By Casey Bukro
Once again, one of Chicago’s top journalists is telling his bosses to “take this job and shove it.”
The latest example is Dave McKinney, a highly respected Chicago Sun-Times political reporter and Springfield statehouse bureau chief.
McKinney complained of being “yanked from my beat” and placed on temporary leave after staffers for Bruce Rauner, candidate for Illinois governor in an election that was only weeks away, made accusations against McKinney and his wife “in a last-ditch act of intimidation” trying to kill a story about Rauner.
McKinney pointed out that the Sun-Times editorially endorsed Rauner’s run for governor.
“Readers of the Sun-Times need to be able to trust the paper,” McKinney wrote in his resignation letter. “They need to know a wall exists between owners and the newsroom to preserve the integrity of what is published. A breach in that wall exists at the Sun-Times.”
Journalists were quick to come to McKinney’s defense.
The Chicago Headline Club, with a membership of about 500 journalists, said it was “shocked and disappointed” at McKinney’s treatment, and called it “a sad day in the history of the Sun-Times and Chicago journalism.” The news spread fast.
In response, Jim Kirk, Sun-Times publisher and editor-in-chief, called McKinney “among the best in our profession,” but his leave was intended to “ensure there were no conflicts of interest……” Kirk denied that the newspaper’s ownership and management had any role in the matter. He took responsibility for the decisions.
Chicago tends to take its journalism, and sometimes its journalists, seriously.
The last time such an open conflict over news ethics erupted was in 1997, when Carol Marin and Ron Magers quit as evening co-anchors at WMAQ-TV Channel 5 over management’s decision to hire trash talk host Jerry Springer as a commentator on their news broadcast. Springer was known for hosting a show that featured raucous domestic disputes.
Marin and Magers considered Springer’s role on their broadcast “an affront to their credibility and integrity.”
On the day she quit, Marin had a story in the Chicago Sun-Times, where she is a political writer, with the headline: “Credibility, Thy Name Isn’t Springer.”
The decision to hire Springer turned out disastrous for WMAQ-TV. Not only did it lose two admired co-anchors, its 10 p.m. newscast ratings plunged 13 percent.
Robert Feder, a media columnist for the Sun-Times at the time, wrote that Channel 5 executives admitted that hiring Springer was a mistake after losing the anchors and “sending thousands of viewers fleeing in disgust.”
Springer also quit WMAQ after only two nights on the air, saying “it’s gotten too personal.”
Television viewers often form bonds with TV personalities, who are usually attractive and friendly. It’s as though those people on TV are personal friends, sometimes.
Those kinds of bonds seldom form with the largely invisible newspaper writers and reporters, who sometimes describe themselves as “ink-stained wretches.”

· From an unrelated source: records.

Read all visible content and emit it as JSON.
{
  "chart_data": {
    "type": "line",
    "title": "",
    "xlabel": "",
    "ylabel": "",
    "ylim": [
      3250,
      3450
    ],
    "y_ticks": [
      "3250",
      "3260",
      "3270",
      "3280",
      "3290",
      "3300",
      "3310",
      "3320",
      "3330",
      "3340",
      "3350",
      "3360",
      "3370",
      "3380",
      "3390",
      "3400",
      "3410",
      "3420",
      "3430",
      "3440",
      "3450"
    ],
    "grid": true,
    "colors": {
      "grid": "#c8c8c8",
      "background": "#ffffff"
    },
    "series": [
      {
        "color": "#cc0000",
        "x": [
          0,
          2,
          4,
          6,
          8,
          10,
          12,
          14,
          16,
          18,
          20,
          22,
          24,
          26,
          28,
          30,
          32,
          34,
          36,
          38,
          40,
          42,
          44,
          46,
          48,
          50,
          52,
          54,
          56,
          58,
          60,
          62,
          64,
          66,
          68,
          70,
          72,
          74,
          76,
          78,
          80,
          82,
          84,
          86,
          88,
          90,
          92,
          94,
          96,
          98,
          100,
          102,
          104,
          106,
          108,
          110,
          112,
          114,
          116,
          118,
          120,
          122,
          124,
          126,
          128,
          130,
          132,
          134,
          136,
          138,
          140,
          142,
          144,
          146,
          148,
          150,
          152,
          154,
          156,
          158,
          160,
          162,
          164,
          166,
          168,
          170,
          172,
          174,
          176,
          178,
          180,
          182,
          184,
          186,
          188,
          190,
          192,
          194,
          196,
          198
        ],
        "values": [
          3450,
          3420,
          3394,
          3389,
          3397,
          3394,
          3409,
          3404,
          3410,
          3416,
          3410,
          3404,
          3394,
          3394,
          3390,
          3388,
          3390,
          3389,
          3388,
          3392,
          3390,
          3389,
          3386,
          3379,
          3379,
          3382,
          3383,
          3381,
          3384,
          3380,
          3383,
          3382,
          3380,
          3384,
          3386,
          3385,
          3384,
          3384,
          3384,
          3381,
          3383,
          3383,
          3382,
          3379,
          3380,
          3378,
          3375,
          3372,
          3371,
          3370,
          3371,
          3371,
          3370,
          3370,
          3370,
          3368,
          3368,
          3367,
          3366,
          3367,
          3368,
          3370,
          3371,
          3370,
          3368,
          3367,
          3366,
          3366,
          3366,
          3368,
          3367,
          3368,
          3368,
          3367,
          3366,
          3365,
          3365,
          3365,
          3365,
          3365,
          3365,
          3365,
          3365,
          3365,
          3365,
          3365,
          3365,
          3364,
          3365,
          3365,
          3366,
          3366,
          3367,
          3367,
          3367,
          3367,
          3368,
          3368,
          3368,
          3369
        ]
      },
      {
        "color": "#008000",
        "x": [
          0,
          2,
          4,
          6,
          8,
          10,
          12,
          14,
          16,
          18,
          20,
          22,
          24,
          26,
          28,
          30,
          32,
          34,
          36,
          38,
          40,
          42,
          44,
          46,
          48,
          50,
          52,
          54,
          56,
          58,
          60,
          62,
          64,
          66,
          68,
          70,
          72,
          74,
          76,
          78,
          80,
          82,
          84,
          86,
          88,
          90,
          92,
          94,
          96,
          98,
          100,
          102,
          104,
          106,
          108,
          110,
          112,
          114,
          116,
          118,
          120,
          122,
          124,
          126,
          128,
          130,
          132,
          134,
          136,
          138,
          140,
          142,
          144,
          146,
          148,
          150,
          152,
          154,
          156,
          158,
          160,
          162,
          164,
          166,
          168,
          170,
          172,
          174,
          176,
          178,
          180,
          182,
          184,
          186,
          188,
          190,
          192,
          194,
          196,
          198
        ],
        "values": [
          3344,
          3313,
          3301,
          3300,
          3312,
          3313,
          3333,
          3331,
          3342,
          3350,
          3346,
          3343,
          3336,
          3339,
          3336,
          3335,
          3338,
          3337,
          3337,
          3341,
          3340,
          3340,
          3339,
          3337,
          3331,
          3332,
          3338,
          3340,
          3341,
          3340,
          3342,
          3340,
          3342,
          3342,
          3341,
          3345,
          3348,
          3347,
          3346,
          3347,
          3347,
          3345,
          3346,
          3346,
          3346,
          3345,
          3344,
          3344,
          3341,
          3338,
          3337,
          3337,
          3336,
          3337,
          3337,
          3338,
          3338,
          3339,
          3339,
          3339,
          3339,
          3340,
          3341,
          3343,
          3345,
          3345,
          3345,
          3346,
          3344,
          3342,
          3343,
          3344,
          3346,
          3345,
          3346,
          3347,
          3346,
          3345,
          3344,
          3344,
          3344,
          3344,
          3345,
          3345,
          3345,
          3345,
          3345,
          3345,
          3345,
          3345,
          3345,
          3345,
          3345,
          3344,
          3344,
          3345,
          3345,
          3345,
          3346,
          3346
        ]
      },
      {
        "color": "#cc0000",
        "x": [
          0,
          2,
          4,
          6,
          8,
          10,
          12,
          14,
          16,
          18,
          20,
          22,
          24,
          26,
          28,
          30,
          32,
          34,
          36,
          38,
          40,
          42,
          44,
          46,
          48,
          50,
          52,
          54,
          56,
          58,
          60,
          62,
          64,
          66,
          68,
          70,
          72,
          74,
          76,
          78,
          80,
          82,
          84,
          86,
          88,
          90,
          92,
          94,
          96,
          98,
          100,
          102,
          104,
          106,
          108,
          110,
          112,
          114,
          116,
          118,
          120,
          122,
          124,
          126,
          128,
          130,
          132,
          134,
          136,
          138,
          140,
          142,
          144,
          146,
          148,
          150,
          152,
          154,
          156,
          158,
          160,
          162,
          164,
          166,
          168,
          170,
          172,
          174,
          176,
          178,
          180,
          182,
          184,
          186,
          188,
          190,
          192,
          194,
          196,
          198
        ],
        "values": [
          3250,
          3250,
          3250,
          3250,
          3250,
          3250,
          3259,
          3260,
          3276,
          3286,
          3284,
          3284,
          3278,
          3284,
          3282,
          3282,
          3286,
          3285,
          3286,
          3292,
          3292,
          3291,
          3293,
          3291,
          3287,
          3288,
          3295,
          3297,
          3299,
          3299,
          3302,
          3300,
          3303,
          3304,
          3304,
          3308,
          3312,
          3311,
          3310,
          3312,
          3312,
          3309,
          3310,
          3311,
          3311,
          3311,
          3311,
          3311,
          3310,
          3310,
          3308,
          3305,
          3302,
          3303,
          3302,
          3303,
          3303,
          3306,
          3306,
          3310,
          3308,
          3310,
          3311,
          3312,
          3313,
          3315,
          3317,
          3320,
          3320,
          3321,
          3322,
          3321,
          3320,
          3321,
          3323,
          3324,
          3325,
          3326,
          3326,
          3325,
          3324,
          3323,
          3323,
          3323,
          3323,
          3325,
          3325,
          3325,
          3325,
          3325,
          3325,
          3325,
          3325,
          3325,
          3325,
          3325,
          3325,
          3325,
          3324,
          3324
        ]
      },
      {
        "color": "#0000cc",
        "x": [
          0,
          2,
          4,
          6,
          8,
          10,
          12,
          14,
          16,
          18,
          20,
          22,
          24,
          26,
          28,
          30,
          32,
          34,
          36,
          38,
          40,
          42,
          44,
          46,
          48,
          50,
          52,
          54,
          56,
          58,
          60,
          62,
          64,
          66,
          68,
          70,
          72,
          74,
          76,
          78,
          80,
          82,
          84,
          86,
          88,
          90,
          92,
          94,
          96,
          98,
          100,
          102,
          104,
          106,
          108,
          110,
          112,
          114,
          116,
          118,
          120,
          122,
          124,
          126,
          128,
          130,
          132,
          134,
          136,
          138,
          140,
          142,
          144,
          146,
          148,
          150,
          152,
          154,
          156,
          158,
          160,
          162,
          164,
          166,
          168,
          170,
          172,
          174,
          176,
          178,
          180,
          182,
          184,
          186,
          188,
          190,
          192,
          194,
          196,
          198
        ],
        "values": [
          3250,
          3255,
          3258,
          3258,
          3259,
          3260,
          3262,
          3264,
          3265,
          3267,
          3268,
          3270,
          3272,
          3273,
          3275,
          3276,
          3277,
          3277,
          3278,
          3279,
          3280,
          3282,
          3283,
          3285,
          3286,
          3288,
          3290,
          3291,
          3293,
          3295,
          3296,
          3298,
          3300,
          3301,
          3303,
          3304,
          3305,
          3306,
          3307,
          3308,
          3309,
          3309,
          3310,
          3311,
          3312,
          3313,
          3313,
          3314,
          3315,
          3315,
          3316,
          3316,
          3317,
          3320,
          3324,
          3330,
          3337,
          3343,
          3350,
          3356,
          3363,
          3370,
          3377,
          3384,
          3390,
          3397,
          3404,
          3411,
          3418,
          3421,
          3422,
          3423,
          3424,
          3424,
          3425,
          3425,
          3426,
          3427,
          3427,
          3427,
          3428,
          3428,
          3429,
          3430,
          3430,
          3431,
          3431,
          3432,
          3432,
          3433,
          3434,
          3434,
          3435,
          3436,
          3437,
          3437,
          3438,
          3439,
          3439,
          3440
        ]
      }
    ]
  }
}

In this multi-media world, McKinney did appear on television via Skype broadcasts, reporting on political developments in Springfield. But it’s unlikely that readers will flee from the Sun-Times over the McKinney affair, as viewers fled WMAQ over the resignations of Marin and Magers.
In one of those strange twists, Carol Marin collaborated with McKinney on the Rauner investigation. Marin responded, saying the Rauner investigation was fair and accurate, although a “scorched earth” philosophy is not unusual in a political campaign.
“And so the Rauner team went over our heads to our bosses at NBC5 and the Sun-Times….” with untrue accusations, she wrote.
Hardball is the way the game is played in Chicago in both cases. But the basic issues are the same: Ethics, credibility and integrity.